UE convoca ministros da Agricultura em última hora para tentar salvar acordo com Mercosul após objeções da Itália

Pressão europeia aumenta para acordo com Mercosul

A União Europeia convocou os ministros da Agricultura do bloco para uma reunião de urgência nesta quarta-feira (6) em uma tentativa de última hora para obter o apoio necessário à assinatura de um acordo de livre comércio com o Mercosul. A iniciativa surge após a Itália e a França terem expressado ressalvas no mês passado, levantando preocupações sobre o impacto de importações agrícolas mais baratas, como carne bovina e açúcar, nos produtores europeus.

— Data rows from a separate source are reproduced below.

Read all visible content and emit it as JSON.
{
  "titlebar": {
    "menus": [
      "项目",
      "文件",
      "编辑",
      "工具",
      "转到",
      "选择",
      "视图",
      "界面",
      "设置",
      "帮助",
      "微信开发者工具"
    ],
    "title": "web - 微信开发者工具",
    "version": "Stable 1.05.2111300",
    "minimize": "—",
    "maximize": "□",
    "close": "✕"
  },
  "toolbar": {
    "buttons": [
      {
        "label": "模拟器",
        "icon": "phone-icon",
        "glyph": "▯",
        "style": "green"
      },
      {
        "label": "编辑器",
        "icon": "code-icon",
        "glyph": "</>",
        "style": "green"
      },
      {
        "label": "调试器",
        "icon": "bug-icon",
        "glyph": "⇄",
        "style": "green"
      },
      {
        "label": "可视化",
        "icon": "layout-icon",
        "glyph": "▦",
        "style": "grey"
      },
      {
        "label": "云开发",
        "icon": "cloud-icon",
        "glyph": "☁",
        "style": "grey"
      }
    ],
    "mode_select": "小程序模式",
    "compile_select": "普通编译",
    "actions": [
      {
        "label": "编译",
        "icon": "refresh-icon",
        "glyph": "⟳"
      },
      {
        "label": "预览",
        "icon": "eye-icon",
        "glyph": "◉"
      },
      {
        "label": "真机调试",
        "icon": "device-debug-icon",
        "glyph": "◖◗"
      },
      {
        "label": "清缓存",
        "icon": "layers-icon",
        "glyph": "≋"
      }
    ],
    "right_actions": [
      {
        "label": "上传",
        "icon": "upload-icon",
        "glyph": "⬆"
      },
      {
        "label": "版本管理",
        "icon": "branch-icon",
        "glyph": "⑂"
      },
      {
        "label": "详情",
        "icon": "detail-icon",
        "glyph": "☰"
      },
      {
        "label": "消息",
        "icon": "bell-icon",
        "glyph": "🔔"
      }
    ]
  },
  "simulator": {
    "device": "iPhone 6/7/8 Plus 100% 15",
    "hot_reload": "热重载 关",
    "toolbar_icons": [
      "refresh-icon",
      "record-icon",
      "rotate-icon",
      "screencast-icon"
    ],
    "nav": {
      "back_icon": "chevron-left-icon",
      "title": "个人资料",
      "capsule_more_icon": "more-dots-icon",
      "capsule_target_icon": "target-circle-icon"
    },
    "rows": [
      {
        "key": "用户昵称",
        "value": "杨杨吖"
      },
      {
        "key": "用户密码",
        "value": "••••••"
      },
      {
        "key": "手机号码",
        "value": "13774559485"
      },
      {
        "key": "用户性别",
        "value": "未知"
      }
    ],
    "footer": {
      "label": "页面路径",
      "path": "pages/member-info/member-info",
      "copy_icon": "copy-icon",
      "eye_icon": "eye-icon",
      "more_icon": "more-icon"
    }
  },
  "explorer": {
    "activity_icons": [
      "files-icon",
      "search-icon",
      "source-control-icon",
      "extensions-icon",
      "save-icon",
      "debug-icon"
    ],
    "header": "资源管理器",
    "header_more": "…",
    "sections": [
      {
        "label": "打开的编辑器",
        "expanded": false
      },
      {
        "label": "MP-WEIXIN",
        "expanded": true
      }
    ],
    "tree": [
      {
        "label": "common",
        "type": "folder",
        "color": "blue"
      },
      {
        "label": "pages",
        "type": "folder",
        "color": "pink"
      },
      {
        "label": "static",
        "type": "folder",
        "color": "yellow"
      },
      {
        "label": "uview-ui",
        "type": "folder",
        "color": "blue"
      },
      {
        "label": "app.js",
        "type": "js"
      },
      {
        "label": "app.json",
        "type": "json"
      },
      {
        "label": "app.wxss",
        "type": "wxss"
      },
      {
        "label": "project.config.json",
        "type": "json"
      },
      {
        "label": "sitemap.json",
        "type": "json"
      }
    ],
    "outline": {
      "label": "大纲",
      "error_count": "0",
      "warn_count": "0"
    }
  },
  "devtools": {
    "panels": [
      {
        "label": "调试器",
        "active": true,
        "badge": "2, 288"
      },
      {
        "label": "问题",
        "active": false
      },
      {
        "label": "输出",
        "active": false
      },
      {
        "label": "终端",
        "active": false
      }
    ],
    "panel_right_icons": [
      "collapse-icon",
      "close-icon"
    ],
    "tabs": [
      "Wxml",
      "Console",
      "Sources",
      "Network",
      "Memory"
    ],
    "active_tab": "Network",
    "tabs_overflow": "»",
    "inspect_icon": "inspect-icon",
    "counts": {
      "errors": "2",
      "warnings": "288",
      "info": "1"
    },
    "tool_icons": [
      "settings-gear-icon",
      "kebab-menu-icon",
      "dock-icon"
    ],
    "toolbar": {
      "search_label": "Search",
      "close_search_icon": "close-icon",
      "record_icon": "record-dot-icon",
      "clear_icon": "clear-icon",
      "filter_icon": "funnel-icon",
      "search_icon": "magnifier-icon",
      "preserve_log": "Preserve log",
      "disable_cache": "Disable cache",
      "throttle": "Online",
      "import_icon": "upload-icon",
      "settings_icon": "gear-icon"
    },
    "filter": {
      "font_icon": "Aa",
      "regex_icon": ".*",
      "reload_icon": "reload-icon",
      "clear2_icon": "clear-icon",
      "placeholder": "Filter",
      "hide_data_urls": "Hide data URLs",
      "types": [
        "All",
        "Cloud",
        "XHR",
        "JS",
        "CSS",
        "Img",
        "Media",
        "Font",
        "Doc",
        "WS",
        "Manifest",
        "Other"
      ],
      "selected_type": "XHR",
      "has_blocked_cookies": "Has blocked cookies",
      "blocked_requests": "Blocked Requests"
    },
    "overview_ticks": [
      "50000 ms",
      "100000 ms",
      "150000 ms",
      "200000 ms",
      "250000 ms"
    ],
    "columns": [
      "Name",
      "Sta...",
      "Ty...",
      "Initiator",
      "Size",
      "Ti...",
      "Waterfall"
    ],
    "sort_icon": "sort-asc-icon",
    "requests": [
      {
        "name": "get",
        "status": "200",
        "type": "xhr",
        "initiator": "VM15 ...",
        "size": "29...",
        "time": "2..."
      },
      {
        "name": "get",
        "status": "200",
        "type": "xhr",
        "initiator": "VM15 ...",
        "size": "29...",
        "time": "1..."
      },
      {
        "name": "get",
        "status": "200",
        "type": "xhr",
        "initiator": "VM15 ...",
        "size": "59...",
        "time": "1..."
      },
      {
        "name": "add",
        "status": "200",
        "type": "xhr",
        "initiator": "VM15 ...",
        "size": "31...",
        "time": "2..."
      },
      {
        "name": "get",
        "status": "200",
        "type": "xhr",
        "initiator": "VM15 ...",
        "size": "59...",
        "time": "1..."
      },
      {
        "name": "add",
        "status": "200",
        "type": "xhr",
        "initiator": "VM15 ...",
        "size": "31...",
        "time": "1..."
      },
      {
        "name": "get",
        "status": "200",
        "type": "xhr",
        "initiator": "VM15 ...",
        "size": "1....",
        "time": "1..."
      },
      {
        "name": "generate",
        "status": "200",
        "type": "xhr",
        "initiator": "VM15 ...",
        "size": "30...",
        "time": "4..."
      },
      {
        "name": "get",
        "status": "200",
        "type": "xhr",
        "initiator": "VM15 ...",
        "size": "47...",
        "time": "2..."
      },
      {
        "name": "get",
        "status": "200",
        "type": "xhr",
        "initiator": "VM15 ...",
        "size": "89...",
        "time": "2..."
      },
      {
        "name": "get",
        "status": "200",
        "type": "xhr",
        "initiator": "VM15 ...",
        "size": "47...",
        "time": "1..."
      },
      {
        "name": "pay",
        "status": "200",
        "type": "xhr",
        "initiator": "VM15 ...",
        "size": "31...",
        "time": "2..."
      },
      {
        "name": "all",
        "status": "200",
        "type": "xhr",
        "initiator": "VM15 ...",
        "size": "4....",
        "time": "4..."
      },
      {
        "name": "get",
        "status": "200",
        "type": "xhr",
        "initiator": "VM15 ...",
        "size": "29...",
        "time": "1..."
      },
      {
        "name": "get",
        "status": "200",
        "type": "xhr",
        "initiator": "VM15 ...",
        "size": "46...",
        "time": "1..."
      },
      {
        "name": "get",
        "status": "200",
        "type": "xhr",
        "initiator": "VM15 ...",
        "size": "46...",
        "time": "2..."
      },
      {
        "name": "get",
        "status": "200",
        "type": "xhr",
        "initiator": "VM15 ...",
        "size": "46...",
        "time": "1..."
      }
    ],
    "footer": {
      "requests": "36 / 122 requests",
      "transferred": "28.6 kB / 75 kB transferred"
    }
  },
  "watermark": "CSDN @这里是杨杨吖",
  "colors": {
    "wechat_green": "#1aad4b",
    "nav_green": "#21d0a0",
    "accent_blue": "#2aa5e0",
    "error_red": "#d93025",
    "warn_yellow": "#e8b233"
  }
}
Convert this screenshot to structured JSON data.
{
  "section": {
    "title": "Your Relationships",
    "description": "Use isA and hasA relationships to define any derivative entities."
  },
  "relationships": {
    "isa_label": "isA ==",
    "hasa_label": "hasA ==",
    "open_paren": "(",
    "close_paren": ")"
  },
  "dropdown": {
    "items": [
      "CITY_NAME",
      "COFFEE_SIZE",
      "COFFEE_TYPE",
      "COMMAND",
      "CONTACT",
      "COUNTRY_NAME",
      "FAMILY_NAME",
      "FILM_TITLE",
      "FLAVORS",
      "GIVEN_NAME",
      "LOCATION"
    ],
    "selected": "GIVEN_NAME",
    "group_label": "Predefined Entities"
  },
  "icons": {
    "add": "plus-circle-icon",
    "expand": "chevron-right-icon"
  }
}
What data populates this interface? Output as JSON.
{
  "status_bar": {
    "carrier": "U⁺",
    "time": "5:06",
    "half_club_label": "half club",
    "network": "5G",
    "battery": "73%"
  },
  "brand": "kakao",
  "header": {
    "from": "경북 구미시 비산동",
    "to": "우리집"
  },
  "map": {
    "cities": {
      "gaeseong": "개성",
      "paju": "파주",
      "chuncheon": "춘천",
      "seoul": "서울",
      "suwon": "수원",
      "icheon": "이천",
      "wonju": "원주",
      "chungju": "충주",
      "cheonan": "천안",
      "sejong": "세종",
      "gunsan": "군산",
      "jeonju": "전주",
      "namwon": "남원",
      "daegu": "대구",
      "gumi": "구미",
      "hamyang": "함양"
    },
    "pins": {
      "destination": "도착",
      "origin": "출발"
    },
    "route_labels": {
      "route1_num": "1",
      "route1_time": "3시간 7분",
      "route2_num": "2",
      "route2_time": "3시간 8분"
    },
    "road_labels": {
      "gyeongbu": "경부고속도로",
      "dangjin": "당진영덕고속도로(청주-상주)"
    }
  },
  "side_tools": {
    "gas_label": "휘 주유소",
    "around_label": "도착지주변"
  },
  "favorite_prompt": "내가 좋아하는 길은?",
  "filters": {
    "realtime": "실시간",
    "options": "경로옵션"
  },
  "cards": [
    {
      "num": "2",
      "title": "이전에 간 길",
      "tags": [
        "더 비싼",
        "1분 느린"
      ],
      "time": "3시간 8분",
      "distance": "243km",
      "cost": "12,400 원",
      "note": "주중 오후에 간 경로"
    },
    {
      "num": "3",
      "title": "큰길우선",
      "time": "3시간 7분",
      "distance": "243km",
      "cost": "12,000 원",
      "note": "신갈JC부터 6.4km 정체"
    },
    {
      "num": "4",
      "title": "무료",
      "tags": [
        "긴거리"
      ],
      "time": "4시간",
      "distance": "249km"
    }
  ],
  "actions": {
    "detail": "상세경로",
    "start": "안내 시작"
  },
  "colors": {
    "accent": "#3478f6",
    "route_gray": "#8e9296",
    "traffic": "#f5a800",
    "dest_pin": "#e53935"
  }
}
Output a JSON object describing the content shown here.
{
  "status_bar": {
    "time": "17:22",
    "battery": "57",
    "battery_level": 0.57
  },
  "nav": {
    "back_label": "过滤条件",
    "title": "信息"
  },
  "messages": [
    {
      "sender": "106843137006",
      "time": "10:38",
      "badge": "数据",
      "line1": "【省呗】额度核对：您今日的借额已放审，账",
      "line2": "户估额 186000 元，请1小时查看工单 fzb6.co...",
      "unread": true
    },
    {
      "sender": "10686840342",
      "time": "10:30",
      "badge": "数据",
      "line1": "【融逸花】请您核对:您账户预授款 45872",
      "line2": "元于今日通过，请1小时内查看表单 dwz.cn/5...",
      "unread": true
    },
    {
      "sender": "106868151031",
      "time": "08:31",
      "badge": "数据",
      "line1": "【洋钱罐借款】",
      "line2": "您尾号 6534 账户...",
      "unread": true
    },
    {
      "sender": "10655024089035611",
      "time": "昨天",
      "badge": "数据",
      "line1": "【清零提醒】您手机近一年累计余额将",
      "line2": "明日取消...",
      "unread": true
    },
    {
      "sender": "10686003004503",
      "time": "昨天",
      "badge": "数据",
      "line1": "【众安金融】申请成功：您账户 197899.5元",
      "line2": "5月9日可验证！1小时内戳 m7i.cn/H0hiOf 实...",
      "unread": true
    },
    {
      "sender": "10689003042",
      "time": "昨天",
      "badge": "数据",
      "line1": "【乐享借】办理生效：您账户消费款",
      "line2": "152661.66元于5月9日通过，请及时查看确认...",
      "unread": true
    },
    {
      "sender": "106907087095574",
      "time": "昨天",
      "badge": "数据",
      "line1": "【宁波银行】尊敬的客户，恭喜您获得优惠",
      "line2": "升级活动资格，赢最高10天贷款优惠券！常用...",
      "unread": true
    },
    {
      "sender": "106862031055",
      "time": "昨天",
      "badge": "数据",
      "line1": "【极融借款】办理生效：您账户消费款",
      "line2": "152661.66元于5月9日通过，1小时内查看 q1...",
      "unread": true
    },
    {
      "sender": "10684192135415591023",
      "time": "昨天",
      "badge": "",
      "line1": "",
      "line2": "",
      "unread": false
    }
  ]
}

Garantias e financiamento em pauta

Os ministros de Agricultura de todos os 27 países membros da UE foram convidados para a discussão na Comissão Europeia, embora a presença de todos ainda não esteja confirmada. Espera-se que os comissários europeus de Agricultura, Comércio e Saúde apresentem garantias sobre o futuro financiamento dos agricultores dentro da Política Agrícola Comum (PAC) da UE. Isso inclui a menção a um fundo de crise de 6,3 bilhões de euros (US$7,4 bilhões) previsto no próximo orçamento do bloco. A proposta da Comissão de integrar fundos de coesão regional com o dinheiro da PAC no próximo orçamento de sete anos gerou apreensão entre as nações com forte setor agrícola.

Controles de importação e exigências dos agricultores

Além das questões financeiras, os controles de importação, incluindo os limites máximos permitidos para resíduos de pesticidas, também serão temas centrais da reunião. Diplomatas da UE indicaram que a Comissão deve enviar uma carta aos membros definindo o apoio à renda dos agricultores, em um esforço para atender às demandas do setor. A União Europeia, com o apoio de países como Alemanha e Espanha, busca obter o apoio de uma maioria qualificada de 15 membros, representando 65% da população do bloco, para autorizar a assinatura do acordo, que pode ocorrer já em 12 de janeiro.

Acordo histórico e posição da Itália

Defensores do acordo, negociado há 25 anos, argumentam que ele é fundamental para impulsionar exportações europeias, afetadas pelas tarifas dos EUA, e para reduzir a dependência da China, garantindo acesso a minerais essenciais. Com a oposição de países como Polônia e Hungria, e a França se mostrando crítica, a posição da Itália é vista como crucial para a aprovação. Fontes italianas afirmam que o país não se opõe ao acordo em si, mas busca garantias de reciprocidade, especialmente quanto aos padrões ambientais e de saúde dos produtos importados. Uma votação sobre o acordo está prevista para sexta-feira, e a reunião desta quarta-feira é considerada um momento decisivo para o futuro das negociações.